Comments like the one featured in the previous Meeting Place -‘Lightning process for many is just like deciding, after an appropriate time, to removing an elastoplast that once covered what was a naturally healing wound,” totally ignore a formal diagnosis and belittles the physical state they were in and the huge effort that these people put in during and after their training. Some of the people I see are in full-time care facilities, are housebound or unable to walk. Some are in constant pain, unable to handle lights, sound, chemicals. Many have lost jobs, friends and/or partners. And of course this all comes with the crushing physical and mental fatigue. In short, they experience the same spectrum of symptoms and the same diagnosis as your readers. The people I see are gutsy and I think deserve better than this.

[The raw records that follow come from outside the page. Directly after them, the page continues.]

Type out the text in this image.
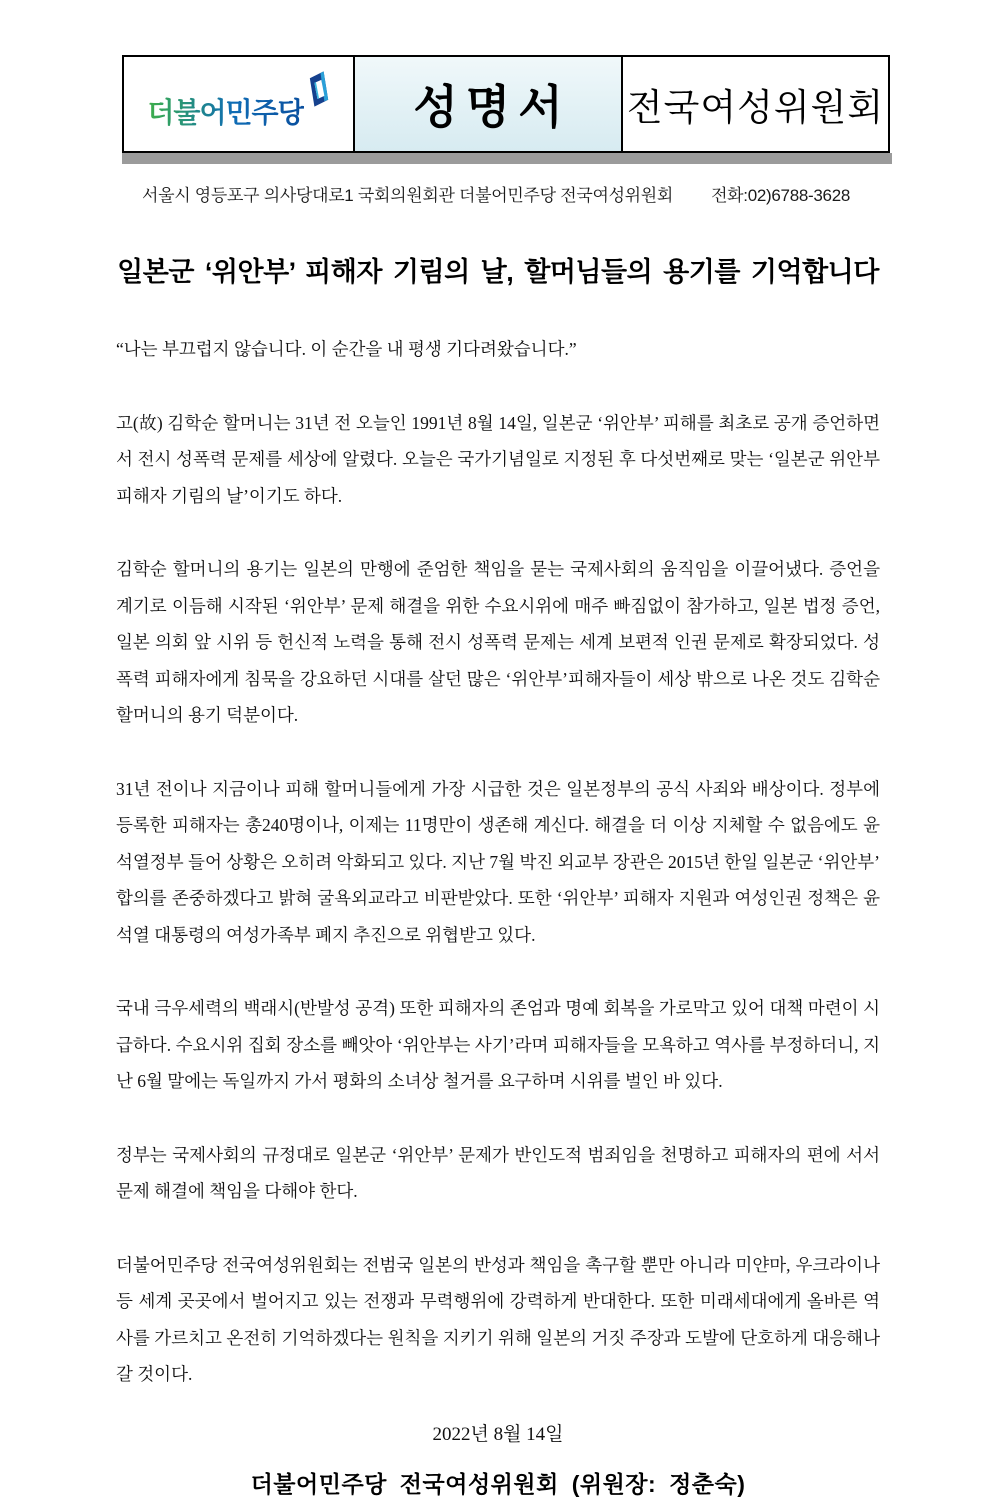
더불어민주당	성명서 전국여성위원회
서울시 영등포구 의사당대로1 국회의원회관 더불어민주당 전국여성위원회 전화:02)6788-3628
일본군 ‘위안부’ 피해자 기림의 날, 할머님들의 용기를 기억합니다

“나는 부끄럽지 않습니다. 이 순간을 내 평생 기다려왔습니다.”

고(故) 김학순 할머니는 31년 전 오늘인 1991년 8월 14일, 일본군 ‘위안부’ 피해를 최초로 공개 증언하면서 전시 성폭력 문제를 세상에 알렸다. 오늘은 국가기념일로 지정된 후 다섯번째로 맞는 ‘일본군 위안부 피해자 기림의 날’이기도 하다.

김학순 할머니의 용기는 일본의 만행에 준엄한 책임을 묻는 국제사회의 움직임을 이끌어냈다. 증언을 계기로 이듬해 시작된 ‘위안부’ 문제 해결을 위한 수요시위에 매주 빠짐없이 참가하고, 일본 법정 증언, 일본 의회 앞 시위 등 헌신적 노력을 통해 전시 성폭력 문제는 세계 보편적 인권 문제로 확장되었다. 성폭력 피해자에게 침묵을 강요하던 시대를 살던 많은 ‘위안부’피해자들이 세상 밖으로 나온 것도 김학순 할머니의 용기 덕분이다.

31년 전이나 지금이나 피해 할머니들에게 가장 시급한 것은 일본정부의 공식 사죄와 배상이다. 정부에 등록한 피해자는 총240명이나, 이제는 11명만이 생존해 계신다. 해결을 더 이상 지체할 수 없음에도 윤석열정부 들어 상황은 오히려 악화되고 있다. 지난 7월 박진 외교부 장관은 2015년 한일 일본군 ‘위안부’ 합의를 존중하겠다고 밝혀 굴욕외교라고 비판받았다. 또한 ‘위안부’ 피해자 지원과 여성인권 정책은 윤석열 대통령의 여성가족부 폐지 추진으로 위협받고 있다.

국내 극우세력의 백래시(반발성 공격) 또한 피해자의 존엄과 명예 회복을 가로막고 있어 대책 마련이 시급하다. 수요시위 집회 장소를 빼앗아 ‘위안부는 사기’라며 피해자들을 모욕하고 역사를 부정하더니, 지난 6월 말에는 독일까지 가서 평화의 소녀상 철거를 요구하며 시위를 벌인 바 있다.

정부는 국제사회의 규정대로 일본군 ‘위안부’ 문제가 반인도적 범죄임을 천명하고 피해자의 편에 서서 문제 해결에 책임을 다해야 한다.

더불어민주당 전국여성위원회는 전범국 일본의 반성과 책임을 촉구할 뿐만 아니라 미얀마, 우크라이나 등 세계 곳곳에서 벌어지고 있는 전쟁과 무력행위에 강력하게 반대한다. 또한 미래세대에게 올바른 역사를 가르치고 온전히 기억하겠다는 원칙을 지키기 위해 일본의 거짓 주장과 도발에 단호하게 대응해나갈 것이다.

2022년 8월 14일
더불어민주당 전국여성위원회 (위원장: 정춘숙)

For those who get well using the Lightning Process, the practical result of this critical reaction to their recovery is that they tend to distance themselves from all things ME/CFS. This tendency clearly impacts on any treatment surveys run by a ME Magazine or ME Website such as the one featured recently in Meeting Place.
I agree more clinical analysis is required but it makes more sense to analyse those doing the Lightning Process rather than those people who have done the Lightning Process and are still members of ME/CFS support groups. We know the Lightning Process doesn’t work for everybody. No drug, treatment or training does. Everyone is different and responds differently to things. We are complicated beings with a complicated physiology that it still much of a mystery. But from my personal experience of training people, then working with them for a year after their training - I would simply say that to dismiss the Lightning Process because it doesn’t fit in with your view of what is possible, is not good science.
If I was personally diagnosing people myself then the argument that those who get success didn’t have ME/CFS might be plausible. But I am not. They are getting their diagnosis from the same people your readers are.
The field of mind-body medicine is in its infancy. And a new understanding of how the brain and the body interact is opening up new possibilities.
I would encourage those who are up to reading to look at ‘The Brain that Changes itself’ (or find the available online documentaries about it) to see how the field of Neuroplasticity now radically changes our view on what is possible in health and the role our brains play. I see the Lightning Process as being part of that new movement. The Lightning Process is not affirmations, positive thinking or psychotherapy. Nor is it a miracle cure. It is a training that addresses how the body and brain interact and the influence we can have over our health.
Neuroplasticity has changed everything. The Multiple Sclerosis Resource Centre in the UK recently published an article about some of their members who have got success with the Lightning Process. (Read New Pathways Issue 61 May/June 2010) It is early days of course and lots more work needs to be done. But proceeding with caution is very different to dismissing things that don’t seem possible as it slows progress.
It is interesting that I can give a talk about the Lightning Process in a Chronic Pain Physiotherapy Department of a hospital and be seen as really offering something to the field of pain management / Fibromyalgia yet still be seen as some sort of charlatan by others.
My hope is that further research can be done in all areas of ME/CFS without bias. And on behalf of those who I have seen reclaim their lives, I would also suggest that until we fully understand ME/CFS, then it is not very scientific to assume that when someone gets success with ME/CFS (through whatever means) that they can’t have had it in the first place.